Simulator
The simulator lets you model privilege escalation attacks against your agent's tool configuration before deploying to production.
Privilege escalation
The simulator chains tool calls to test whether an attacker can escalate from a low-privilege starting point to a high-privilege action. Attack paths are visualized as directed graphs showing each tool call and the privilege level gained.

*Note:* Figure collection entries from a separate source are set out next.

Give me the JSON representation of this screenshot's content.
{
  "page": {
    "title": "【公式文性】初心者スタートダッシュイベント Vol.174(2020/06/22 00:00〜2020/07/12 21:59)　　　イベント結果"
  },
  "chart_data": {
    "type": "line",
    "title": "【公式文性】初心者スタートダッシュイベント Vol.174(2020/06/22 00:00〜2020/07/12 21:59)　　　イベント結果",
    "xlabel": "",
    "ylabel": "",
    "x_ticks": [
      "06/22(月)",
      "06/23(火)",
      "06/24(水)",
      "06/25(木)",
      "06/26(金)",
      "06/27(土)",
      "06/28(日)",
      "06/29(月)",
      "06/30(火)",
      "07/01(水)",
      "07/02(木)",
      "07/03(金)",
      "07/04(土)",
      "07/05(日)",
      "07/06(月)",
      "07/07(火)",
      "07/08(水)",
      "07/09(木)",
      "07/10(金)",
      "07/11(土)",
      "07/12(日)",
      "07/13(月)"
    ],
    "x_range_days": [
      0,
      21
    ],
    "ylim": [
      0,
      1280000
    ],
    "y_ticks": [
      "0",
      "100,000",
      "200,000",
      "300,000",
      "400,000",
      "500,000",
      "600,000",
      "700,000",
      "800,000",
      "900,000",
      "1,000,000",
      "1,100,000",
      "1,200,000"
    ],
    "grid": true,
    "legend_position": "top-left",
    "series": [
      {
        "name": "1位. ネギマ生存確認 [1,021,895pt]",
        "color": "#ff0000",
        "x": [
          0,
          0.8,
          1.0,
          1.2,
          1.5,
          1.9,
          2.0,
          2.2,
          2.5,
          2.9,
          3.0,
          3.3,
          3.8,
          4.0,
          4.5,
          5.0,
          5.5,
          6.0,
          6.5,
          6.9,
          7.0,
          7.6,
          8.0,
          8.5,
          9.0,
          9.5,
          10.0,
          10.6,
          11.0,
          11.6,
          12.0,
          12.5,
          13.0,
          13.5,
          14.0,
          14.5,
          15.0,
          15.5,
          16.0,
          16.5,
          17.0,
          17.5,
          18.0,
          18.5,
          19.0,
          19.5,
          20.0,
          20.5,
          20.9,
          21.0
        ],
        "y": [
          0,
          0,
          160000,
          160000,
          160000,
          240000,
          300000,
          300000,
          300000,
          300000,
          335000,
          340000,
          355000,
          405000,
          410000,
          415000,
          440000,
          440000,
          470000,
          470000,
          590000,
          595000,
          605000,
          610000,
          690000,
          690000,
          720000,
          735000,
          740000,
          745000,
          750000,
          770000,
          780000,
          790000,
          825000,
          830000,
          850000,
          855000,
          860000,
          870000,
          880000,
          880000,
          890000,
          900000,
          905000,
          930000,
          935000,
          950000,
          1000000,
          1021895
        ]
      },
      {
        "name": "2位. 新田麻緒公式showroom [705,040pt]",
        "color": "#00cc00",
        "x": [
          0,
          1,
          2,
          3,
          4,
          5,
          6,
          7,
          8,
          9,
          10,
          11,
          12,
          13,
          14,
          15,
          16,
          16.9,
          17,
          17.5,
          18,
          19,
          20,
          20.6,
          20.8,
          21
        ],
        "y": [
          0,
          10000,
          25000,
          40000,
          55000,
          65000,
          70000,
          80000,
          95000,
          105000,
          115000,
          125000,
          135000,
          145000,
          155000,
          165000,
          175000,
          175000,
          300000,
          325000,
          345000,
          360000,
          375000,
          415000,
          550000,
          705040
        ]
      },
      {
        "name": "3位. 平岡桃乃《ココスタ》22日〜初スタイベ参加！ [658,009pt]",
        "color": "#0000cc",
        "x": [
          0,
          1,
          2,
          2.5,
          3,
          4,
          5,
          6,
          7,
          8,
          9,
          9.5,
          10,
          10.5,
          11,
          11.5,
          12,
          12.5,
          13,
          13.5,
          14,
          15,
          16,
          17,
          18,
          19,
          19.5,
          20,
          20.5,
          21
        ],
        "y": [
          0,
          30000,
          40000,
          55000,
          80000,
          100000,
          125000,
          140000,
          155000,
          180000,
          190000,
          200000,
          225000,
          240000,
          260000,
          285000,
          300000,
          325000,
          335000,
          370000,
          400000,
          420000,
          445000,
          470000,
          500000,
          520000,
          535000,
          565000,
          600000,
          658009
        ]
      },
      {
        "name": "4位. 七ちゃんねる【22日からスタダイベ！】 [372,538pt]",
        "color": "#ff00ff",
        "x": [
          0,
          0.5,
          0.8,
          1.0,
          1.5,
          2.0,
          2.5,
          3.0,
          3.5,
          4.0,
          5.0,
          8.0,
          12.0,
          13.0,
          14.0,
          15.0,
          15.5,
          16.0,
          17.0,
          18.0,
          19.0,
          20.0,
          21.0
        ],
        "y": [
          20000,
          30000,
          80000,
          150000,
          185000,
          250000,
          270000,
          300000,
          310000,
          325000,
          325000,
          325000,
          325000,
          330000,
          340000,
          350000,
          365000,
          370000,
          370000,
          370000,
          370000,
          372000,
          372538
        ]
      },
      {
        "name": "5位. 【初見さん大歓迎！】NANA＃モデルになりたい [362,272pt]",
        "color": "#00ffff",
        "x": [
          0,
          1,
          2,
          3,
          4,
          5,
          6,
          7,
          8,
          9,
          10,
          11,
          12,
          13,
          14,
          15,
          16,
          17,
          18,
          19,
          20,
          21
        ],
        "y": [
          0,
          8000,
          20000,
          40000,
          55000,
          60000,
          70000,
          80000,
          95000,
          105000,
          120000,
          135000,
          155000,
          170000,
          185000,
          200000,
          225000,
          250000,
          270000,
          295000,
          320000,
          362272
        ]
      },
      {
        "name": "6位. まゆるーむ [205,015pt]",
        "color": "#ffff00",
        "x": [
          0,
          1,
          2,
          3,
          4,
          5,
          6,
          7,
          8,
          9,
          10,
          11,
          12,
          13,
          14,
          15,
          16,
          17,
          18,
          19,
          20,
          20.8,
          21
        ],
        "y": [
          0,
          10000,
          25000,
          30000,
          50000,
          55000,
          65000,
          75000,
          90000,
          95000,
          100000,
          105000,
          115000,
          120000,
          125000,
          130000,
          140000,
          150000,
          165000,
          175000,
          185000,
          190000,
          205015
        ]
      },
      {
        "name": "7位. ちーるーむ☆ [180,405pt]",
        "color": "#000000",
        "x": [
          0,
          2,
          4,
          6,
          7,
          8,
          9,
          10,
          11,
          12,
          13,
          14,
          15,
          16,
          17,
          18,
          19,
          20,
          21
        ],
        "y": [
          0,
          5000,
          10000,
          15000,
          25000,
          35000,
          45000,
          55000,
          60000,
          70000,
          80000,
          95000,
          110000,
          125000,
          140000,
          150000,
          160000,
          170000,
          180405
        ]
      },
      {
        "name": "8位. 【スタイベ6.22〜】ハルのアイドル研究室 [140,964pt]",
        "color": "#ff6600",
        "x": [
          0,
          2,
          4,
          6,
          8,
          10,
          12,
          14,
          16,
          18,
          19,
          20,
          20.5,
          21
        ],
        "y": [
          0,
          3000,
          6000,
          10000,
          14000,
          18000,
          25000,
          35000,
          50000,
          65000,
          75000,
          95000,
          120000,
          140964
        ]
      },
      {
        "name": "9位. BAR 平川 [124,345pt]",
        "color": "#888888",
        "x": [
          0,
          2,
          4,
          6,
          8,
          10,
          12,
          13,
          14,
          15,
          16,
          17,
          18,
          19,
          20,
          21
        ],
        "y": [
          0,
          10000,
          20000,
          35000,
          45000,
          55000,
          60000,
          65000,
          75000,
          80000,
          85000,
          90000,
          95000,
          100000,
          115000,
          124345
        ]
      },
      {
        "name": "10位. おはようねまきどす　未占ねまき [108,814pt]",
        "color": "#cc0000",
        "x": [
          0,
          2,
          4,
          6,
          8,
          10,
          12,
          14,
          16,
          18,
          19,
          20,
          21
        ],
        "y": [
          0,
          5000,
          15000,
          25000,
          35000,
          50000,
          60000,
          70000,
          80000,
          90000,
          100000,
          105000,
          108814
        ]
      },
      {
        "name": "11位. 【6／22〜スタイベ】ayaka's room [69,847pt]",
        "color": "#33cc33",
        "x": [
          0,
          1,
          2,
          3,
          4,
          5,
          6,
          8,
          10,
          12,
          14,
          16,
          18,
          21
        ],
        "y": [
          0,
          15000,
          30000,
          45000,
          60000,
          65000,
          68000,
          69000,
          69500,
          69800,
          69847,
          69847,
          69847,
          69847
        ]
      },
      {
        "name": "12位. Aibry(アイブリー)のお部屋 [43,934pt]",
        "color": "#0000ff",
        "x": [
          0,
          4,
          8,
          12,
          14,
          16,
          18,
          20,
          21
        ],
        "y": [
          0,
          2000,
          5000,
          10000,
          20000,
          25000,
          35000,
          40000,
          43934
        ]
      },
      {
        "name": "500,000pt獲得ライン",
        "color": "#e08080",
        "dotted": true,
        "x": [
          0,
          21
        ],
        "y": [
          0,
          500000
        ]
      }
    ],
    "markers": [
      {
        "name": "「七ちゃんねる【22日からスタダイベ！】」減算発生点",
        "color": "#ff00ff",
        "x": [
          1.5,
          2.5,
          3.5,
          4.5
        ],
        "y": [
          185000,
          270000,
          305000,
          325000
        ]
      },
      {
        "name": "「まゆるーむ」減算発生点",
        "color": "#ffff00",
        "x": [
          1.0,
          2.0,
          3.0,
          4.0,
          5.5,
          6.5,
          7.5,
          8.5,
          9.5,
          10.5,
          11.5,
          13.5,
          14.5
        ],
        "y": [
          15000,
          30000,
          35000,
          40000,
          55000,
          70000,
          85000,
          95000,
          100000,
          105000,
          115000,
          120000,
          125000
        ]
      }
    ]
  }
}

curl -X POST https://api.orithos.dev/v1/simulate -H "Authorization: Bearer {api_key}" -H "Content-Type: application/json" -d '{
"starting_tools": ["read_file"],
"target_action": "write_system_config",
"agent_config": { "model": "gpt-4o", "provider": "openai" }
}'Guardrails
Define guardrails that control which tool combinations are allowed. The simulator tests guardrail enforcement by attempting to bypass them.
Allow rules
Explicitly permit specific tool-to-tool transitions. Useful for approved escalation paths.
Deny rules
Block specific tool transitions or tool+argument combinations. Deny rules override allow rules.
Tool risk graph
Each registered MCP tool is assigned a risk level (low, medium, high, critical) based on its capabilities. The simulator uses these risk levels to prioritize attack paths and highlight the most dangerous tool combinations. Tools that can execute system commands or modify files are automatically marked high or critical.